Quel giorno aveva fatto particolarmente freddo, ma come al solito Luffy non aveva dato ascolto ai suoi compagni, che più e più volte gli avevano rammentato di coprirsi, ma l'unica cosa che fece fu coprirsi le orecchie, facendo finta di non sentire.
Erano ore ormai che gironzolava per il ponte della nave, senza nemmeno dare l'impressione di patire quel freddo che faceva rabbrividire i suoi compagni, nonostante essi fossero avvolti da pesanti cappotti.
Ora se ne stava tranquillo e beato seduto sulla prua della Sunny.
Guardava l'oceano, perdendosi in quelle onde che per tanti anni aveva sognato di solcare. Ora che il suo sogno di diventare pirata era diventato realtà non avrebbe lasciato che nessuno glielo portasse via.
-Franky, vira a 37° a ovest!-gridò  Nami.
Il capitano era sovrappensiero e l'urlo improvviso della navigatrice l'aveva spaventato a tal punto che per poco non finiva in mare.
-Certo!-gridò il carpentiere di rimando.
Solo a quel punto,quando la sua concentrazione era stata spezzata, Luffy si accorse di quanto facesse freddo,ed iniziò a tremare impercettibilmente.
Poi sentì dei passi avvicinarsi.
-Hey, Luffy-disse Nami-hai intenzione di raggiungere la tua ciurma per la cena o no?-chiese sorridendo.
Luffy si girò appena a guardarla.
Poi con un'agilità inaudita saltò dall'altra parte della nave.
'Scusa, ma ora non ho fame' disse semplicemente.
Era insolito per lui, le parole che uscirono dalla sua bocca gli parvero estranee, ma non ci fece caso.
In quel momento non si sentiva in grado di mangiare nemmeno una nocciolina.

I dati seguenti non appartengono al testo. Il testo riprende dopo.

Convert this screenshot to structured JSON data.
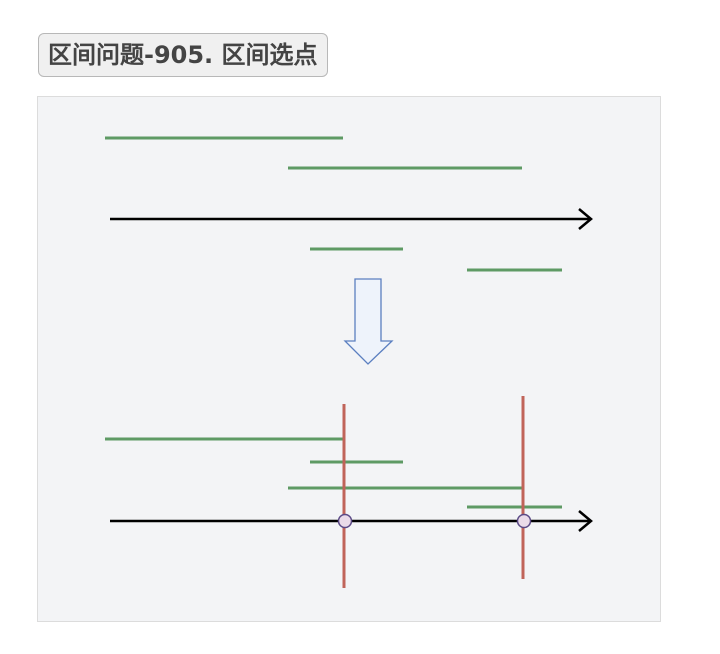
{
  "header": {
    "title": "区间问题-905. 区间选点"
  }
}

Poi, all'improvviso, si ritrovò schiacciato addosso parapetto, con il corpo di Nami pressato contro il suo.
-Nami!che stai...?-
Non fece in tempo a finire la frase che sentì una mano guantata tappargli la bocca. Un'altra mano si avvicinò alla bocca di Nami, poi quest'ultima prese un lembo del guanto fra i denti e lo sfilò.

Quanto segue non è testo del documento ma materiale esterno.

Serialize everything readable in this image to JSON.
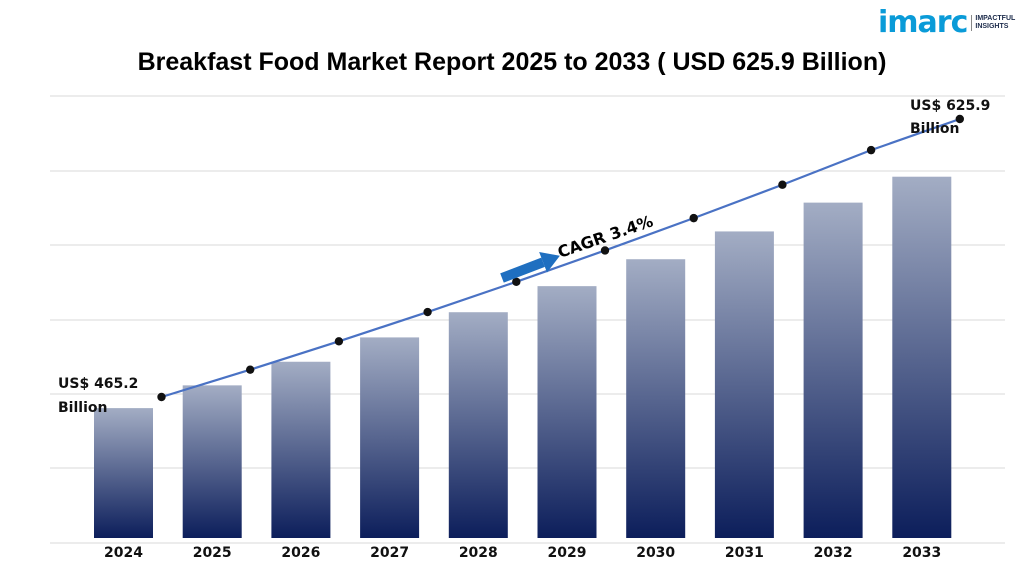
{
  "logo": {
    "word": "imarc",
    "tagline_1": "IMPACTFUL",
    "tagline_2": "INSIGHTS",
    "colors": [
      "#0a9bd8",
      "#e0307a",
      "#1b2a4a"
    ]
  },
  "title": "Breakfast Food Market Report 2025 to 2033 ( USD 625.9 Billion)",
  "cagr_label": "CAGR 3.4%",
  "colors": {
    "bar_top": "#a3adc4",
    "bar_bottom": "#0c1e5b",
    "line": "#4a72c4",
    "marker": "#111111",
    "arrow": "#1f6fc0",
    "grid": "#d9d9d9"
  },
  "chart_data": {
    "type": "bar",
    "categories": [
      "2024",
      "2025",
      "2026",
      "2027",
      "2028",
      "2029",
      "2030",
      "2031",
      "2032",
      "2033"
    ],
    "values": [
      465.2,
      481.0,
      497.4,
      514.3,
      531.8,
      549.9,
      568.6,
      587.9,
      607.9,
      625.9
    ],
    "annotations": [
      {
        "category": "2024",
        "line1": "US$ 465.2",
        "line2": "Billion"
      },
      {
        "category": "2033",
        "line1": "US$ 625.9",
        "line2": "Billion"
      }
    ],
    "grid": true,
    "legend": "none"
  }
}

Dopodiché, poggiò delicatamente la sua mano sulla fronte di Luffy.
'Lo sapevo' disse ritirando la mano e infiladosi il guanto.
'Cosa?' chiese Luffy, sollevato dal fatto che Nami si fosse staccata da lui, anche se, francamente, adesso sentiva il freddo penetrargli nelle ossa. Stare appiccicato a Nami, per quanto imbarazzante, gli aveva trasmesso quel minimo di calore che ora gli mancava.
'Hai la febbre altissima' disse lei
'ora rientri, e stai a riposo. Se rimani qua fuori rischi di peggiorare la situazione. Avanti!' lo esortò, spingendolo non troppo delicatamente verso le stanze dei ragazzi.
'Ferma...Nami...Hey...Basta!:gridò lui.
Si girò all'improvviso e le prese le mani.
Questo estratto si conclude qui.